Alluxio also gets a new REST-based interface for moving data among on-prem or cloud systems, or any combination. Borkar said this feature will simplify the process of mounting S3, HDFS, and other storage repositories to Alluxio.
“So you can say I want to join data that’s in the Kaggle data service or Data.gov and I want to do that on the fly with data in S3 or maybe even on premise HDFS, and that can get pulled in on demand,” she said. “that provides a simpler approach than pulling that data into one data lake. Just leave it where it is, and pull it on demad, as your data science or data team requires it. We think this is a very interesting capability, partially as data science gets even more advance, and the need for extremal data and combining it with enterprise data becomes more important.”
Alluxio also gets better integration with AWS, specifically EMR. There is now a bootstrapping mechanism that makes Alluxio part of every node within the EMR cluster, Borkar said. “You get metadata caches and strong consistent of metadata that you don’t get with S3,” she said, “but you also get data locality with the data cache that can be used for Spark, Presto, Hive, etc.”
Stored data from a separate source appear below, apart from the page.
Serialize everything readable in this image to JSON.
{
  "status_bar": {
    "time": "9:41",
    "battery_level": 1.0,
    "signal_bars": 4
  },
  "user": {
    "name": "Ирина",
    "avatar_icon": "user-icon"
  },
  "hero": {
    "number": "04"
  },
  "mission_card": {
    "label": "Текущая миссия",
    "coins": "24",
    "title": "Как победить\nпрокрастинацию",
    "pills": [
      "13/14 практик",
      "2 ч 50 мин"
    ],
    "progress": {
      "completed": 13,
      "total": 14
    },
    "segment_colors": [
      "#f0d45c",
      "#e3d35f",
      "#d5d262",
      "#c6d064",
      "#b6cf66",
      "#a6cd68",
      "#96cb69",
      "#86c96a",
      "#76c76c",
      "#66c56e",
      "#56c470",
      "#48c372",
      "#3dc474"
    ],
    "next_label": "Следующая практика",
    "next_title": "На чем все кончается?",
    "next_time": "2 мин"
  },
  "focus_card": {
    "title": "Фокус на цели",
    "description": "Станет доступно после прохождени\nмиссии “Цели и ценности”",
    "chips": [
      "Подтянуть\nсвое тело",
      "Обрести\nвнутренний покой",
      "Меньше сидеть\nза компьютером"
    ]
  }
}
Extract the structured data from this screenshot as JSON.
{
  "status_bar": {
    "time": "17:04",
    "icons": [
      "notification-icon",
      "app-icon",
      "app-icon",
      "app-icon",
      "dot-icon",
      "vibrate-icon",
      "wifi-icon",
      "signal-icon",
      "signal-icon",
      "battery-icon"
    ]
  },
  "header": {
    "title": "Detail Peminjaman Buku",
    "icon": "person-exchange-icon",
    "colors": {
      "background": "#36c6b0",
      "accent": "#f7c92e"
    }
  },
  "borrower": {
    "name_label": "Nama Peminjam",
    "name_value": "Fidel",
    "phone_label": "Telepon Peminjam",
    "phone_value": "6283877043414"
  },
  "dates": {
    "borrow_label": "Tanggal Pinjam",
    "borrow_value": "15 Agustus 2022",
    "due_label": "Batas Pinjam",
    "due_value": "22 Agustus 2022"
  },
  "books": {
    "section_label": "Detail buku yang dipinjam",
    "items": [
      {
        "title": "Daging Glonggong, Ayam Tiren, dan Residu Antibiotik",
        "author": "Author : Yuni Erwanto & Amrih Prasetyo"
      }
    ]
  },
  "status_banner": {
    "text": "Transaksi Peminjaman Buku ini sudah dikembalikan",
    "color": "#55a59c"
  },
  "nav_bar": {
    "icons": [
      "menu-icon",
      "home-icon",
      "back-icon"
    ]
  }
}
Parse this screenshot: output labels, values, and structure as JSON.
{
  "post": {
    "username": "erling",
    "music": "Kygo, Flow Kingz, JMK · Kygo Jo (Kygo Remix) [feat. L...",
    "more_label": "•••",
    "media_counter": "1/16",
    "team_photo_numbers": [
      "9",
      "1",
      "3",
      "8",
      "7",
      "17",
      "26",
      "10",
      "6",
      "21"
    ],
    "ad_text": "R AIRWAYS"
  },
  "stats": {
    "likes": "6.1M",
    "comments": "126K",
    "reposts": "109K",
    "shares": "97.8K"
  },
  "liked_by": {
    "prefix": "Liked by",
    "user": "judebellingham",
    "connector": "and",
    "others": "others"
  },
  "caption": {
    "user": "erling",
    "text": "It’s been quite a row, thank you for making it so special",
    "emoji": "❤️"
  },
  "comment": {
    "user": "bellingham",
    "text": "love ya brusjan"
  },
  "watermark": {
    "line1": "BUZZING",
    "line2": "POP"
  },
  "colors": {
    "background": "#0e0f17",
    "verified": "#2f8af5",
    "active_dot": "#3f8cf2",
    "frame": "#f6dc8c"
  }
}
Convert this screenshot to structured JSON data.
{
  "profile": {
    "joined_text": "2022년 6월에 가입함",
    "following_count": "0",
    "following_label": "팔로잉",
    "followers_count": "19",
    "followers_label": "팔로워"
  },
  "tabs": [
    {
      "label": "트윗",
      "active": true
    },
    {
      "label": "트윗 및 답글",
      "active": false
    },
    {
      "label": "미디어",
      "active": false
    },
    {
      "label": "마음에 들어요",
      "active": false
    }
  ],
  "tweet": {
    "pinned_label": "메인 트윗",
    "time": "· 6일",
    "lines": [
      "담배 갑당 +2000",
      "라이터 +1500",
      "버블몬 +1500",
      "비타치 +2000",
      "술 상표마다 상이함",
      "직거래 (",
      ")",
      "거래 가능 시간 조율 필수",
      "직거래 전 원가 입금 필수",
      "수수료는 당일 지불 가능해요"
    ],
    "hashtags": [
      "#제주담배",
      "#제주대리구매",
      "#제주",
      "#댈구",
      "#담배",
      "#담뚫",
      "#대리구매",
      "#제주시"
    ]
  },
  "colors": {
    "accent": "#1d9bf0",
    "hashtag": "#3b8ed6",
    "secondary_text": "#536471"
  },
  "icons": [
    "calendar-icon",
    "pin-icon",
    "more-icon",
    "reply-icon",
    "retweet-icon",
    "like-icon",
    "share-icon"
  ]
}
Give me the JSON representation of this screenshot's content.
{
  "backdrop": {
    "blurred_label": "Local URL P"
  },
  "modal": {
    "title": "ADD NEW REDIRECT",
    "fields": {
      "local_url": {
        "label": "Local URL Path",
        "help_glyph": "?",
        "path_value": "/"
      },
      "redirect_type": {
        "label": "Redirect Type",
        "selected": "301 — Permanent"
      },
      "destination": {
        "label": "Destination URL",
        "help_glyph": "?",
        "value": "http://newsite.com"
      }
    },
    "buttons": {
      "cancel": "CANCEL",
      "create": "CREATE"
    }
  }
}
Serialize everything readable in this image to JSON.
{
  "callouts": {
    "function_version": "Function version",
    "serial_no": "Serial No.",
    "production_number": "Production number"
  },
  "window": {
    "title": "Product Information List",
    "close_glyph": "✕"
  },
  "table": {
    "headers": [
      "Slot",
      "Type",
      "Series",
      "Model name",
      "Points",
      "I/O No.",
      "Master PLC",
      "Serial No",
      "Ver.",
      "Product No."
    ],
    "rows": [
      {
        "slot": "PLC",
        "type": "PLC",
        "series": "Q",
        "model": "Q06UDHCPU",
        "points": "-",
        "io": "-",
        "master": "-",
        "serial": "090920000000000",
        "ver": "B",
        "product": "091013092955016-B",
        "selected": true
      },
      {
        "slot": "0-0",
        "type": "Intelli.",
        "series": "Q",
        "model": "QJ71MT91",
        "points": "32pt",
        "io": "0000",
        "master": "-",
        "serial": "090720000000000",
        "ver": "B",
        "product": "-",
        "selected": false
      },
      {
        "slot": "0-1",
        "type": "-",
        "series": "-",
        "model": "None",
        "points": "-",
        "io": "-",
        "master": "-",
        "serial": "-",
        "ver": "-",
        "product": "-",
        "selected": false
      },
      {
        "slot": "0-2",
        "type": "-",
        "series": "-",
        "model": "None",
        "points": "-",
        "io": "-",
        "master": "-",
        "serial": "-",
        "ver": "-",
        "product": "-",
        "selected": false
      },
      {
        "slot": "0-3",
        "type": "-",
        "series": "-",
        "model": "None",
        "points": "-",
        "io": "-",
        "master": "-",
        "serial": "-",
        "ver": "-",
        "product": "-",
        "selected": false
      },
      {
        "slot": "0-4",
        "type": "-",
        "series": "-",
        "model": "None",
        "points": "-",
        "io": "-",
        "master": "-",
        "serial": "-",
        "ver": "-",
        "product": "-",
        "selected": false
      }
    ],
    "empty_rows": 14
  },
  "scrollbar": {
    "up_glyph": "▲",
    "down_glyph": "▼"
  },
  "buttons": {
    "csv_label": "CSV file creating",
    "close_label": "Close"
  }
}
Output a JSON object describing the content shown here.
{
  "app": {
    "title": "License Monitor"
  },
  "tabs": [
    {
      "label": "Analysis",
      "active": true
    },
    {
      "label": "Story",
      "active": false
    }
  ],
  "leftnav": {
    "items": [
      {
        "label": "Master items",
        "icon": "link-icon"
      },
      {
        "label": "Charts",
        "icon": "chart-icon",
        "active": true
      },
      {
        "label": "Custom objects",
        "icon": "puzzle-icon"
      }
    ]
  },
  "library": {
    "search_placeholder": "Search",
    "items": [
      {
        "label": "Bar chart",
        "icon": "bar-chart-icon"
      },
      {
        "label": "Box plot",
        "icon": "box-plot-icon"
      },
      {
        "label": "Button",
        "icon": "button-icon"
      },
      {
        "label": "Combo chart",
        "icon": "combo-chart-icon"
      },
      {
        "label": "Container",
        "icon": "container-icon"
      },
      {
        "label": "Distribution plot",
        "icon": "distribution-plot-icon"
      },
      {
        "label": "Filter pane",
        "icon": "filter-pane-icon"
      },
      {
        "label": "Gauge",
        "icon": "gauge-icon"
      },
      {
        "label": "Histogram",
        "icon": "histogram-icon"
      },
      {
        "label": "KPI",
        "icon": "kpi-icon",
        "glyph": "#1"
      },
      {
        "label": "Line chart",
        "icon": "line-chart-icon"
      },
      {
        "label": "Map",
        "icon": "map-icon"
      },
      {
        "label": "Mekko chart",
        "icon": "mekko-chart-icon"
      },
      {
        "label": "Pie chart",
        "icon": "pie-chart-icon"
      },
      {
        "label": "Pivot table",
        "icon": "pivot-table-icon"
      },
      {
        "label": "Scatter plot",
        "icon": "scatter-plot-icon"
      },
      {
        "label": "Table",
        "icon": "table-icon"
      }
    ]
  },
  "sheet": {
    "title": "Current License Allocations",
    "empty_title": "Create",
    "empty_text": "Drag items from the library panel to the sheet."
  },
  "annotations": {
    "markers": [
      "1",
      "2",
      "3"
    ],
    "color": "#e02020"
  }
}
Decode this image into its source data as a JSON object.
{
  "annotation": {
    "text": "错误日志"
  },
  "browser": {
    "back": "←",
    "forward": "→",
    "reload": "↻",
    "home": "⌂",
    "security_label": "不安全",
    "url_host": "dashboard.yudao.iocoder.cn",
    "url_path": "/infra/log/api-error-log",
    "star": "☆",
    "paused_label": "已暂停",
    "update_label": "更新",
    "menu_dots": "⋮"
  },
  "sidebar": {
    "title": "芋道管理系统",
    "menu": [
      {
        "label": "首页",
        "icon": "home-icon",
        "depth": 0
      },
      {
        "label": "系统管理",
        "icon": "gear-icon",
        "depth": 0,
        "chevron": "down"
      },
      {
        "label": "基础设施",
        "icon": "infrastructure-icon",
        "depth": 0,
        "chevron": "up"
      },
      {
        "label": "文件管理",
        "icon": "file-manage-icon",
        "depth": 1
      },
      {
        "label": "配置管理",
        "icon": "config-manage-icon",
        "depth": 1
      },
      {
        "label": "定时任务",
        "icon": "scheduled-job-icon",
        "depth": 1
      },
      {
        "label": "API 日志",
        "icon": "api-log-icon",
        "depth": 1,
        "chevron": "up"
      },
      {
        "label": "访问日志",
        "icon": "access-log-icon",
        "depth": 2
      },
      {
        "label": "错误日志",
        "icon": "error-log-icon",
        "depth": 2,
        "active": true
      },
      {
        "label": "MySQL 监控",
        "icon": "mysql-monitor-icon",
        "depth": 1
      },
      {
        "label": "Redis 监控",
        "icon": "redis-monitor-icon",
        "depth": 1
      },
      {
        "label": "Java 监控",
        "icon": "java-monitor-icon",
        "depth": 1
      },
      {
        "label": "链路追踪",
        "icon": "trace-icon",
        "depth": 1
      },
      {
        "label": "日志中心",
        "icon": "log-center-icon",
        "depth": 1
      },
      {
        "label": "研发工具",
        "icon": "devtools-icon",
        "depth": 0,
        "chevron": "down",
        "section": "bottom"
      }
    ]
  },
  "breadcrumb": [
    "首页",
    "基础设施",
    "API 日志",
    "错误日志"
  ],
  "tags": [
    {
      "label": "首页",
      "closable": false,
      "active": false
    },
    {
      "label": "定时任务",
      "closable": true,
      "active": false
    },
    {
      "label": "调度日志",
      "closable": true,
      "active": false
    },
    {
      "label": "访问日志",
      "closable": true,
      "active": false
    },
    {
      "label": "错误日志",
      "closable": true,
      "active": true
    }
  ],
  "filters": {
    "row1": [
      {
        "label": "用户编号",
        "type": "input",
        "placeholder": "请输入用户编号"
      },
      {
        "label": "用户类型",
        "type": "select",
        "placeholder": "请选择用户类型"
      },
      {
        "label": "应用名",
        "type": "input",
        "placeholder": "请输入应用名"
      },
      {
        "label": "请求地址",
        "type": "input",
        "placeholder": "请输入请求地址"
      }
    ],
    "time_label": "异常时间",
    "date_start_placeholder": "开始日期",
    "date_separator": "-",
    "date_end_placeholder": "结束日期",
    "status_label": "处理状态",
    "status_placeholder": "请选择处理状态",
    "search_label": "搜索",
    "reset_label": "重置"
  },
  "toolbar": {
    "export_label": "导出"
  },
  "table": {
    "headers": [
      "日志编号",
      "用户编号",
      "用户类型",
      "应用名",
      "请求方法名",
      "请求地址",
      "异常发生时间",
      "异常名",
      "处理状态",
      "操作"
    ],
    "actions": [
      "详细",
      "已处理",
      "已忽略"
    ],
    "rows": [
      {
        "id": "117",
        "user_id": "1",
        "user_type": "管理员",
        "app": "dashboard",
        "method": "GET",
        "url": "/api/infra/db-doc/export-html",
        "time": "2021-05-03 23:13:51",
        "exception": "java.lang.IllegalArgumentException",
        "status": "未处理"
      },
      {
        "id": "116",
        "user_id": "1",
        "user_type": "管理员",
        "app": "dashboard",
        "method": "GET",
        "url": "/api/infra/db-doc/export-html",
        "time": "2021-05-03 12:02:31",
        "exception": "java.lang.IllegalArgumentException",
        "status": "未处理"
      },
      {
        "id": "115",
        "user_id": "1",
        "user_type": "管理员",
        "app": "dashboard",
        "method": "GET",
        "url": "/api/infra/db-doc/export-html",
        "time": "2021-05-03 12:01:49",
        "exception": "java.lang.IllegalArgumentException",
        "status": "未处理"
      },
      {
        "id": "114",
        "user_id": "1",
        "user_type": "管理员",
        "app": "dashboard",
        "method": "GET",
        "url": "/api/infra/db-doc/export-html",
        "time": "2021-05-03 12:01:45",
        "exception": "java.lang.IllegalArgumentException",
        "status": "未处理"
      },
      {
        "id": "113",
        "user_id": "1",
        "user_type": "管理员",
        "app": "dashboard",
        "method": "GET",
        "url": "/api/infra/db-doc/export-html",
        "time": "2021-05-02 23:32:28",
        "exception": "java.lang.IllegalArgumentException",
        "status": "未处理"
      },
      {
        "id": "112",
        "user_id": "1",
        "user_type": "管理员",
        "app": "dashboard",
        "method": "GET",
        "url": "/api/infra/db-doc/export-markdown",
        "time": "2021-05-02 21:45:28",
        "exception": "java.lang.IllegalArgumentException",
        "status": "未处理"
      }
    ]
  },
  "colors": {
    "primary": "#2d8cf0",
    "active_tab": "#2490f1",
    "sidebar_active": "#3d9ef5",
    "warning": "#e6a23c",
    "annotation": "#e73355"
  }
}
The open source Alluxio community has been busy, and there’s even more stuff with 2.0. Just as Alluxio supports tiering of data, it now supports tiering of metadata. The hottest metadata stays in memory, but as it ages or is accessed less frequently, the metadata is moved off-heap to a RocksDB database. That one trick will allow Alluxio to scale into the billions of files, Borkar said.
Alluxio 2.0 also sports a new transport protocol. It’s moved away from Thrift to GPRC, which is Google’s version of the Remote Procedure Call (RPC) protocol. The move was made to improve the efficiency of data movement in large clusters, according to Borkar.
“It allows us to scale to thousands of nodes,” she said. “The largest known community user has a 1,300 node cluster. But with this, we expect to go to 3,000 to 4,000 nodes and beyond. Probably once you hit 5,000, you need the next level of optimization.”
Alluxio is available as an open source product with an Apache 2.0 license. The company also sells subscriptions to an enterprise version of the product that includes better security and more advanced data management capabilities, as well as technical support.